Il presidente americano Donald Trump ha intensificato le sue critiche agli alleati della Nato e ha rilasciato una serie di dichiarazioni forti durante una riunione di gabinetto alla Casa Bianca, dove ha toccato temi che vanno dal ruolo dell’alleanza alla guerra in corso contro Iran.
Trump ha aperto con un duro giudizio sugli Stati europei, osservando che “noi siamo lì a proteggere l’Europa dalla Russia — in teoria la cosa non ci riguarderebbe. Abbiamo un grosso, grasso e meraviglioso oceano a separarci”. Secondo il presidente, “ci siamo sempre stati quando avevano bisogno del nostro aiuto, o almeno prima era così… Ma ora non lo so più, ad essere onesti”. Ha poi aggiunto un avvertimento alla Nato: “Questo doveva essere un test… non lo dimenticheremo. Se non avete aiutato, ce lo ricorderemo”.
Sempre nel corso del briefing, Trump ha citato un gesto che ha definito simbolico da parte di Teheran: “L’Iran ha autorizzato il passaggio di dieci petroliere attraverso lo Stretto di Hormuz come regalo”, un’azione che ha interpretato come un segnale di buona volontà nella contesa diplomatica in corso.

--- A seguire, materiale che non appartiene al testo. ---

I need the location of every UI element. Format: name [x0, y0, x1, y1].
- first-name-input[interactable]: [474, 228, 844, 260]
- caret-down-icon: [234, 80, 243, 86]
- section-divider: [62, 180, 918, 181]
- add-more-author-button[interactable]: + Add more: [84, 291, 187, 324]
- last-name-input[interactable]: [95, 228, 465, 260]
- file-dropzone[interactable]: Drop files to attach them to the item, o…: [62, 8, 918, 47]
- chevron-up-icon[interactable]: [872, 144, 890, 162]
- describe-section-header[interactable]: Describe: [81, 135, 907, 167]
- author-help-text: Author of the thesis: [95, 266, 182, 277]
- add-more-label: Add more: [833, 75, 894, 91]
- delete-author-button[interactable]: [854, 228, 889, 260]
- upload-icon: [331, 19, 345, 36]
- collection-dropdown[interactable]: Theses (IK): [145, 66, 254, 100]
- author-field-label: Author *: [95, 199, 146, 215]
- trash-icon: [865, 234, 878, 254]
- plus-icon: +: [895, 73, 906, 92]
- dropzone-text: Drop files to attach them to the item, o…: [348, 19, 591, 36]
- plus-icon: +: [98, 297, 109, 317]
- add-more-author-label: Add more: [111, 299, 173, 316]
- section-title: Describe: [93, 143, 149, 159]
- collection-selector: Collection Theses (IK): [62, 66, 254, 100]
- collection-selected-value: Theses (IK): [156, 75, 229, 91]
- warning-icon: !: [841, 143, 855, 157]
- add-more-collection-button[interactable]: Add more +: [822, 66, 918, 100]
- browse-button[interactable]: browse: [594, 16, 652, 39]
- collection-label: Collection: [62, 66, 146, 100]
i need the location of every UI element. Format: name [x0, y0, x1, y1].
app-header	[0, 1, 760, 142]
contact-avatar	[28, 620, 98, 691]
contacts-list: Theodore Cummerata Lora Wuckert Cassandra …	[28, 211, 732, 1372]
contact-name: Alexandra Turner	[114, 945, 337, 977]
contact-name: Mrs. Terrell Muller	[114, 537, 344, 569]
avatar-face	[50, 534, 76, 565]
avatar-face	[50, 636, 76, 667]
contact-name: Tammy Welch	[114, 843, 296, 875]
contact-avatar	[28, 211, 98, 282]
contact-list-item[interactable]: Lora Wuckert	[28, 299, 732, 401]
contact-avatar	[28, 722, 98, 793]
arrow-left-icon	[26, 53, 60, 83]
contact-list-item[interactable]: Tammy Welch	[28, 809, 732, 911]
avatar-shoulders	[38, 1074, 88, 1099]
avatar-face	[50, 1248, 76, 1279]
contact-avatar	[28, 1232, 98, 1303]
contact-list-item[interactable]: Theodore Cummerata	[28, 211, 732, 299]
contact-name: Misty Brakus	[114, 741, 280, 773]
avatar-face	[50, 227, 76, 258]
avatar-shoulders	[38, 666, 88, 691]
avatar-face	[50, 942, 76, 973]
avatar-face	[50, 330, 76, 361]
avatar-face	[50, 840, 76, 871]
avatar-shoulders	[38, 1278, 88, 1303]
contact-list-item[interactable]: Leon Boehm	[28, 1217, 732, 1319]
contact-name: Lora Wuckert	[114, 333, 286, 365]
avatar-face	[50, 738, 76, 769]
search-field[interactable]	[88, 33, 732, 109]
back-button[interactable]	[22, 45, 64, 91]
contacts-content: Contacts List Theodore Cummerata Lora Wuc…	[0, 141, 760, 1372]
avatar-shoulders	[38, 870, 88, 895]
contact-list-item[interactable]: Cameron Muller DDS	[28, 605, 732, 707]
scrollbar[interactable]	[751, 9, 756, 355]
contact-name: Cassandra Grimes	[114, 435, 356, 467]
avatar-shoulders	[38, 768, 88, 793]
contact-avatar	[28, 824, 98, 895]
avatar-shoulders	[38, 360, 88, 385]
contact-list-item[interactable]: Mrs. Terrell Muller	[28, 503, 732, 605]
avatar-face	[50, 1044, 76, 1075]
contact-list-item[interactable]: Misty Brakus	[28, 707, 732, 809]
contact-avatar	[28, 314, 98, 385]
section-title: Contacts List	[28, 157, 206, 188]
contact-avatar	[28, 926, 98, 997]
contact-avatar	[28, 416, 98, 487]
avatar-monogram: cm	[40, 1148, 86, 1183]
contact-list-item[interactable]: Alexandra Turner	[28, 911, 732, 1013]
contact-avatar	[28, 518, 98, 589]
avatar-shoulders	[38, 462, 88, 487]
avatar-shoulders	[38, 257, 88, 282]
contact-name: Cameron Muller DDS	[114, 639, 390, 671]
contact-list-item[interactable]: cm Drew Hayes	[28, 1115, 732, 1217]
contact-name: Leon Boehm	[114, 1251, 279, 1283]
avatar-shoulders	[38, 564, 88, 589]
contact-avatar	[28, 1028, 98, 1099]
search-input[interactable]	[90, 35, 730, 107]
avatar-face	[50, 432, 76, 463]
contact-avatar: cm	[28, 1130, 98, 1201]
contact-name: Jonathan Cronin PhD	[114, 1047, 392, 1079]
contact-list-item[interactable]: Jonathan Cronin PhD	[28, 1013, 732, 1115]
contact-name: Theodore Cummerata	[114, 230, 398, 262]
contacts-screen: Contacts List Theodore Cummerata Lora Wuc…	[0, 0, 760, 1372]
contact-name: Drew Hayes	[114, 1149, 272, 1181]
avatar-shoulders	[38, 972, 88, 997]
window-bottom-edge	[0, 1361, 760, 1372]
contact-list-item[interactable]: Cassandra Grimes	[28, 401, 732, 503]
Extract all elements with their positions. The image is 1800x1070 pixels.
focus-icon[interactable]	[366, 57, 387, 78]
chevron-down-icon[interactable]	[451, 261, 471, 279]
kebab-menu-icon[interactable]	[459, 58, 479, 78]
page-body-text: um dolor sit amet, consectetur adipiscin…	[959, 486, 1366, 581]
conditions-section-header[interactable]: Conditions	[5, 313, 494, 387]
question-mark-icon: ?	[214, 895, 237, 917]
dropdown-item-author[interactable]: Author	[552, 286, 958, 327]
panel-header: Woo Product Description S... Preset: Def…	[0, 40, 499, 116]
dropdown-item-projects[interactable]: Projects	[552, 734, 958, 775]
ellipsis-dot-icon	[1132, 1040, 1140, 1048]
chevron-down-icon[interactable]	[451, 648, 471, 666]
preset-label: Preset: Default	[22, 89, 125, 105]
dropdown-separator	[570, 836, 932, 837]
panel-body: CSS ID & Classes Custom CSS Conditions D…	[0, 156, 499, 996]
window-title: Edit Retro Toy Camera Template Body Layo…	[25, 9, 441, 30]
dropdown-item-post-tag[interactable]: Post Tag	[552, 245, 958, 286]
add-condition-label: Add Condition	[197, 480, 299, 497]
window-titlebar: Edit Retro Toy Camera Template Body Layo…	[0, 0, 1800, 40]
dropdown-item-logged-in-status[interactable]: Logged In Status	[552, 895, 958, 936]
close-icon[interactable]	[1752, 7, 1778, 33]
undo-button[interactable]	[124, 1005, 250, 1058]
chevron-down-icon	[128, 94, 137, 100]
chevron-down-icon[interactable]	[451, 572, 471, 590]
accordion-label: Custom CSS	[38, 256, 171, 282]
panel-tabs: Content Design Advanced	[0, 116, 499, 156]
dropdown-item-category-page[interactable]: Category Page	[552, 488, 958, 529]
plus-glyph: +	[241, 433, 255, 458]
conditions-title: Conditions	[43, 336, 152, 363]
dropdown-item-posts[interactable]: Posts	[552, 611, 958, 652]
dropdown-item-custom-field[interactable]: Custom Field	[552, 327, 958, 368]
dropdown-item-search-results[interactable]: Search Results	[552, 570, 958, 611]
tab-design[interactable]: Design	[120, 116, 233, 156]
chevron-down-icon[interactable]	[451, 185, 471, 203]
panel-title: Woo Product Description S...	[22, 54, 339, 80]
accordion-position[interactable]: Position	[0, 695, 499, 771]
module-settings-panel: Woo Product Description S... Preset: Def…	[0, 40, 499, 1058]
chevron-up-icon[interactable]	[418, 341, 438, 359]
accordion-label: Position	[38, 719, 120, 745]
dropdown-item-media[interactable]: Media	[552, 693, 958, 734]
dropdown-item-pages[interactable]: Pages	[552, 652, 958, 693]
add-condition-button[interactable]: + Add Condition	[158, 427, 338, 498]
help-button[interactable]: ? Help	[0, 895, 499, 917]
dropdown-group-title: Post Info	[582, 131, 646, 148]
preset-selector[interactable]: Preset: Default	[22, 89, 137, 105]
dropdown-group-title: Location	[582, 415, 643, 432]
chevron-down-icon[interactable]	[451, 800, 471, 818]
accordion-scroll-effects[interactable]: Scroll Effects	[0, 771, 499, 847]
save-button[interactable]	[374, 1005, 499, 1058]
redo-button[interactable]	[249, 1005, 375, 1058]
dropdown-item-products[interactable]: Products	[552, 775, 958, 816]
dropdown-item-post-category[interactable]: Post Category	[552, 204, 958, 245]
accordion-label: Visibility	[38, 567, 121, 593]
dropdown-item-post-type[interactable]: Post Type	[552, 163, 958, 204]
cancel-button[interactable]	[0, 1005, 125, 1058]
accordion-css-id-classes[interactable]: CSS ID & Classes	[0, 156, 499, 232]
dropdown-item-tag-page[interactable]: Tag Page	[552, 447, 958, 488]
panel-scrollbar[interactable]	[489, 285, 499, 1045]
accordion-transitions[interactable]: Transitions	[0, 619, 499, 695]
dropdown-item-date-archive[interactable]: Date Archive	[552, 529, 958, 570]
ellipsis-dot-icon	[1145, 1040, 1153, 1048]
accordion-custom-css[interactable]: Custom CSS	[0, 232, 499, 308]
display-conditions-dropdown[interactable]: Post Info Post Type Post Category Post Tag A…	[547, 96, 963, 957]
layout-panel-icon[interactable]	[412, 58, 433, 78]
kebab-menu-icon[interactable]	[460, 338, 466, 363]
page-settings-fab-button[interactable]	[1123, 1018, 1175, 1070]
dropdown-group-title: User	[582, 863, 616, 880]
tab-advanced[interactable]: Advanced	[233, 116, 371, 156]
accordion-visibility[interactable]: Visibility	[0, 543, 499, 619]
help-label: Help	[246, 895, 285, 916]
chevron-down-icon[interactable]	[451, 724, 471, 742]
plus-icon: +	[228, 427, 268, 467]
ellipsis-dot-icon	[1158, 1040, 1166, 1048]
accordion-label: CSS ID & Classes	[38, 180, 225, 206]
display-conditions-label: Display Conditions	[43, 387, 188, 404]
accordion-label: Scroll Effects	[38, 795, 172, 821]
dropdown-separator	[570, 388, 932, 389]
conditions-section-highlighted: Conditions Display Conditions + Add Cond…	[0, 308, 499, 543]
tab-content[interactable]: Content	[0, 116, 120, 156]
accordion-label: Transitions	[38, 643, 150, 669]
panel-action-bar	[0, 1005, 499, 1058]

Sul fronte militare, il presidente ha ribadito, almeno a parole, l’intenzione di continuare l’offensiva: “Ci sono altri bersagli che vogliamo colpire prima di andarcene”. Ha descritto gli iraniani come “pessimi combattenti ma ottimi negoziatori” e ha affermato che il conflitto potrebbe concludersi rapidamente, sostenendo che “i tempi della guerra in Iran sono di 4‑6 settimane e siamo molto in anticipo sulla tabella di marcia”, preparando di fatto un'exit strategy.
Le sue affermazioni sono state accompagnate da ulteriori dichiarazioni di membri dell’amministrazione: il segretario di Stato Marco Rubio ha sostenuto che “ogni presidente avrebbe dovuto lanciare guerra contro Teheran”, mentre il capo del Pentagono Pete Hegseth ha detto: “Preghiamo per un accordo, ma continueremo a negoziare con le bombe”.